The Llamas coach was livid. "I tell these guys to pay attention to details. Do they listen?"
A local vagabond exclaimed, "I request to smash his knee."
Priests everywhere touched anxiously at the news. "Oh my! I just can't believe it," stated one.
Dear MisSim,
At first I didn't think anything of it, but now there's no question about it. I'm getting hairier as I get older. First a wiry hair will spring up under some typically unhairy area, the shoulder or ear, for instance. Two weeks later, a few more hairs will have joined the loner. Then a couple months down the road, there will be a party of hairs, very slowly rooted, near that place. What's the deal? Signed, Going Ape
Dear Going, The phenomenon you describe is called Bodicular Hair Movement. You've unnecessarily observed the hair on your head thinning, while it's thickening everywhere else. That's just the way it is.
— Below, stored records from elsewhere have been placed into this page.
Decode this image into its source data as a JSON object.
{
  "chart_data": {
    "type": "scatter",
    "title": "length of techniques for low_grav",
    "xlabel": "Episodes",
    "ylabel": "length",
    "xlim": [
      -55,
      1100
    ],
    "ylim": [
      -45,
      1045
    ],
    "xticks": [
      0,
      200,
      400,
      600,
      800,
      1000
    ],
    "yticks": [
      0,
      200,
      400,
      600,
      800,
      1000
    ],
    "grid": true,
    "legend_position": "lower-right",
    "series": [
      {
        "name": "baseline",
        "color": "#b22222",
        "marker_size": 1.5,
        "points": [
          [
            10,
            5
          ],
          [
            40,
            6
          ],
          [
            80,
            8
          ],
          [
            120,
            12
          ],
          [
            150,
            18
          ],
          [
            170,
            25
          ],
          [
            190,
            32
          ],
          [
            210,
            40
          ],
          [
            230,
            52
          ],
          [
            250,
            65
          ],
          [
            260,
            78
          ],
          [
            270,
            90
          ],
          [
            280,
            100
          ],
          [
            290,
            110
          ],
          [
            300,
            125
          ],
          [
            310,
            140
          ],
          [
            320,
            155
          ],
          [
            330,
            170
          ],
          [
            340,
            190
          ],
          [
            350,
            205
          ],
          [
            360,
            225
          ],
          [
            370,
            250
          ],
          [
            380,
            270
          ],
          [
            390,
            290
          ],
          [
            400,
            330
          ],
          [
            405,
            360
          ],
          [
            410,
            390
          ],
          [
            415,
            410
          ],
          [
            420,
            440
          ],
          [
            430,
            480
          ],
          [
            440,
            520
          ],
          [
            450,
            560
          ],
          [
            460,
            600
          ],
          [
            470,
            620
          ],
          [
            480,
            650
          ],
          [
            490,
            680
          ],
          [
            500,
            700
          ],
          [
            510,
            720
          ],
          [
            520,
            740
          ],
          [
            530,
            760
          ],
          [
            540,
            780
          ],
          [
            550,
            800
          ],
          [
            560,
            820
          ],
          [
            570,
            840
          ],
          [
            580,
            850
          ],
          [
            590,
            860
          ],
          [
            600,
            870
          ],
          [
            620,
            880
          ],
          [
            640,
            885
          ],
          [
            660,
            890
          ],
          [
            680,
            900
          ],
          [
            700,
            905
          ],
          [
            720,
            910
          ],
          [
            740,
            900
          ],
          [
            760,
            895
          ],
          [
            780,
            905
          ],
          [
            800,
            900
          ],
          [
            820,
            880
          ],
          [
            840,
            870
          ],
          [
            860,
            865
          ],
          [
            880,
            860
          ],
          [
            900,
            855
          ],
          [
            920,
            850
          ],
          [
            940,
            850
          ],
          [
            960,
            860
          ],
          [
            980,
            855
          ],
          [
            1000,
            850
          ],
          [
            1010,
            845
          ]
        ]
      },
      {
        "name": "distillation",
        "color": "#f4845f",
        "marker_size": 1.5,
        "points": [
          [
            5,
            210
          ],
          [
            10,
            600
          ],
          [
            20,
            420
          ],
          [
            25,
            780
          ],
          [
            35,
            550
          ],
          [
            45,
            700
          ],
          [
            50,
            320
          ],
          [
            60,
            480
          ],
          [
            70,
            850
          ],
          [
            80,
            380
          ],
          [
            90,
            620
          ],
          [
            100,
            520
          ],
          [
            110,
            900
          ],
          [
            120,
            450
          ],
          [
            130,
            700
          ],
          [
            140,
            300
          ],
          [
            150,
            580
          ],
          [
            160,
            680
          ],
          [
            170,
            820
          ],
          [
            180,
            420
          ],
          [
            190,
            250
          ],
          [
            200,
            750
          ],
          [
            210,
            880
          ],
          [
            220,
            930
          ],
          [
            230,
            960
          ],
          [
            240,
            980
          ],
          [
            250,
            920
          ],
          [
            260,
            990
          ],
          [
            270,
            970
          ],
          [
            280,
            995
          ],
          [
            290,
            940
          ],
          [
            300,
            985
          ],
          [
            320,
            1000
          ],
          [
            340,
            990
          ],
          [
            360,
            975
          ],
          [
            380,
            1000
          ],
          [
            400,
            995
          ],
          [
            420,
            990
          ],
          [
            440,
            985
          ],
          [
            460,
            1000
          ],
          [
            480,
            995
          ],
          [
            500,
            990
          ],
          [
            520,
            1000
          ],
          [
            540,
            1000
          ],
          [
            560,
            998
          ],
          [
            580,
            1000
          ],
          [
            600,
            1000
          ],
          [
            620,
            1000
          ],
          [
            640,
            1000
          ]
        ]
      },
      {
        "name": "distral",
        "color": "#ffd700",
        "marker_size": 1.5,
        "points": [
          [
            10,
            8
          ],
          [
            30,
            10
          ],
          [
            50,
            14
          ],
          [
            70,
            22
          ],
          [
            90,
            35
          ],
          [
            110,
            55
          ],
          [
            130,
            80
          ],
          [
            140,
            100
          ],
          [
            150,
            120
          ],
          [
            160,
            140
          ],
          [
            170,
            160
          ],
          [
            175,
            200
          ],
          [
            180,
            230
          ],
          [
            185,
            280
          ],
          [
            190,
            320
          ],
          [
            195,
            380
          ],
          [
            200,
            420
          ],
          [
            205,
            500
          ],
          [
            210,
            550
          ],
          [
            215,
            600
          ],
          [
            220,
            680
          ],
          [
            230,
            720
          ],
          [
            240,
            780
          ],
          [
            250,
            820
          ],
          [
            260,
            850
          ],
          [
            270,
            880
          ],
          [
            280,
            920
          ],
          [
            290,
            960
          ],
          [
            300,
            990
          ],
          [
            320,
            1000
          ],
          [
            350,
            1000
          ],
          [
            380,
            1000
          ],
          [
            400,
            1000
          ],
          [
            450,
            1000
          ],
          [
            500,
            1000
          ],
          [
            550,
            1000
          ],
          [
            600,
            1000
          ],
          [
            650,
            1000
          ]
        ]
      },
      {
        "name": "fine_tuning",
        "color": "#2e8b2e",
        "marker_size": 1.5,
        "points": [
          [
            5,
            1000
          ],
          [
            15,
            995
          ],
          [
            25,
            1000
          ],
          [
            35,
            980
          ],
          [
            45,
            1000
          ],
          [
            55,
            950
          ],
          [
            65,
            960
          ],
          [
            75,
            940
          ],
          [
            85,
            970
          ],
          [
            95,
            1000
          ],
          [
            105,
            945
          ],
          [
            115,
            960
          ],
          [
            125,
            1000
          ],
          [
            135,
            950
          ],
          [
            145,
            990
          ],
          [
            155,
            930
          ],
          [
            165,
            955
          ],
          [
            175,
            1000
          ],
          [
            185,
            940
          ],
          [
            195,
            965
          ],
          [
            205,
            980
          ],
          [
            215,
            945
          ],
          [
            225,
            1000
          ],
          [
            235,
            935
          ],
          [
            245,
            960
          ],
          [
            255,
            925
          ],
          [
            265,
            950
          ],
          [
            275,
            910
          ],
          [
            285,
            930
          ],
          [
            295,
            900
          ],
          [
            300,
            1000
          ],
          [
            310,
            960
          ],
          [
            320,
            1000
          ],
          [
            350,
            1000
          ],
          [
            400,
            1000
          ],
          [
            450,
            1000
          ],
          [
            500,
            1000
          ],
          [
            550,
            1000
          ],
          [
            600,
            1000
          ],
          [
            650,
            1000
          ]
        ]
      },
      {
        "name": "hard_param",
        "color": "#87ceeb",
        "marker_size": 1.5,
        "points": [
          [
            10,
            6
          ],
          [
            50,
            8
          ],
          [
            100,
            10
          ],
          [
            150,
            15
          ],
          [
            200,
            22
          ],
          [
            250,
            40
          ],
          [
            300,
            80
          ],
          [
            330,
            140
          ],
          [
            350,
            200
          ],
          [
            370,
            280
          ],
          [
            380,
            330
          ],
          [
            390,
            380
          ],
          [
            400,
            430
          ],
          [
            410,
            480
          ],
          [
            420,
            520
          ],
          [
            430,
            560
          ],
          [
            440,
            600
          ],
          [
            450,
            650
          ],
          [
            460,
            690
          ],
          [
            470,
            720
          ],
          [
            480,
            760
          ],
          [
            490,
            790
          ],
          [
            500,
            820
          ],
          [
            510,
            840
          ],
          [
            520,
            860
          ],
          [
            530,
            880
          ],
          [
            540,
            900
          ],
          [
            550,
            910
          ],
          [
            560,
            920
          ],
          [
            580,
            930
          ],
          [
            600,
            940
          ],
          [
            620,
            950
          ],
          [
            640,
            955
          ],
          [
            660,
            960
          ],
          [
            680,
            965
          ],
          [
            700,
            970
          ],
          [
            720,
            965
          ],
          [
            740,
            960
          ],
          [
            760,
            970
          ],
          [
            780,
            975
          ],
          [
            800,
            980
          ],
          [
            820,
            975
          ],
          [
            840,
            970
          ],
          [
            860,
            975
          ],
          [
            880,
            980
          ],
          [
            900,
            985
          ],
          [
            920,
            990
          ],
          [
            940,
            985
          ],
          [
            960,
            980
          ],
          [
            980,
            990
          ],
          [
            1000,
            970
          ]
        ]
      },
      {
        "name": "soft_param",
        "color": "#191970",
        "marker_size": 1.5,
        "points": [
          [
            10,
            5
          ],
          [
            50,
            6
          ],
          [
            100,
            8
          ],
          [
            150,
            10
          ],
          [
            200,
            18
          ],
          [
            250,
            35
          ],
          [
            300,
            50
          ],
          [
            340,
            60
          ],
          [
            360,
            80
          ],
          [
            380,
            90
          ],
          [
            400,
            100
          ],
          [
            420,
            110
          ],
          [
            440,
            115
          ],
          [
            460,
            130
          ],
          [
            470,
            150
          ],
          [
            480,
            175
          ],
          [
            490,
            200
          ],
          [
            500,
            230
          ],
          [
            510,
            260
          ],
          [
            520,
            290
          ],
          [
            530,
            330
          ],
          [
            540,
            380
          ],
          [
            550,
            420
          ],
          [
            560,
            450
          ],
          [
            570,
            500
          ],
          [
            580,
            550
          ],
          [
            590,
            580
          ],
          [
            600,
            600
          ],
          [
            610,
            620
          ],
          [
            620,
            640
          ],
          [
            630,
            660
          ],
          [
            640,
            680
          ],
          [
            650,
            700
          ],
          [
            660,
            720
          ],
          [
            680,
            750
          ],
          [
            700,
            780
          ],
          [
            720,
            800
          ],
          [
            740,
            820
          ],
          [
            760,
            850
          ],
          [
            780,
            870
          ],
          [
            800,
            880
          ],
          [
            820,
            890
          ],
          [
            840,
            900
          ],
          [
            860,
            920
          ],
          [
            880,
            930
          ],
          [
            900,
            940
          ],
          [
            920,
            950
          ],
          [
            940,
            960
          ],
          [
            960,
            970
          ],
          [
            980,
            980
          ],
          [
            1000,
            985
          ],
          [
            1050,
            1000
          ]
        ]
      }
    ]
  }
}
In a long-awaited announcement, Edinborough Mayor Thomas credited business mogul Jenkins with thinking up Forest Arco. The mayor, terribly released from Edinborough General after a severe case of pimples, told the crowd about how Forest Arco would change the lives of locals everywhere, disk jockeys in particular.
"It's something," the mayor trumpeted, "everyone will benefit from." A currently parched grandfather, overcome with dread observed, "You just don't know how long I've waited for this!"
A celebration honoring Jenkins, the mensa mind behind Forest Arco, will be held Tuesday at 5:18 pm. Attendees are expected to infiltrate the honored guest's table with a surprise gift, and they hope he likes it.
Despite manufacturers' claims regarding the safety of their product, a recent survey by Hussein Institute definitely suggests certain afflictions could result from prolonged contact with any kind of carbuncle remover. One uncle, a local house spouse, came down with an acute case of magnanimous nasty rashes on the spinal cord after having grown somewhat dependent on carbuncle removers to help combat irrepressible feelings of arbitrary hunger.
Filled with fear, the aunt blurted, "I read the label. I only used my molybdenum can in the recommended manner. And now look at me. Just look at me!"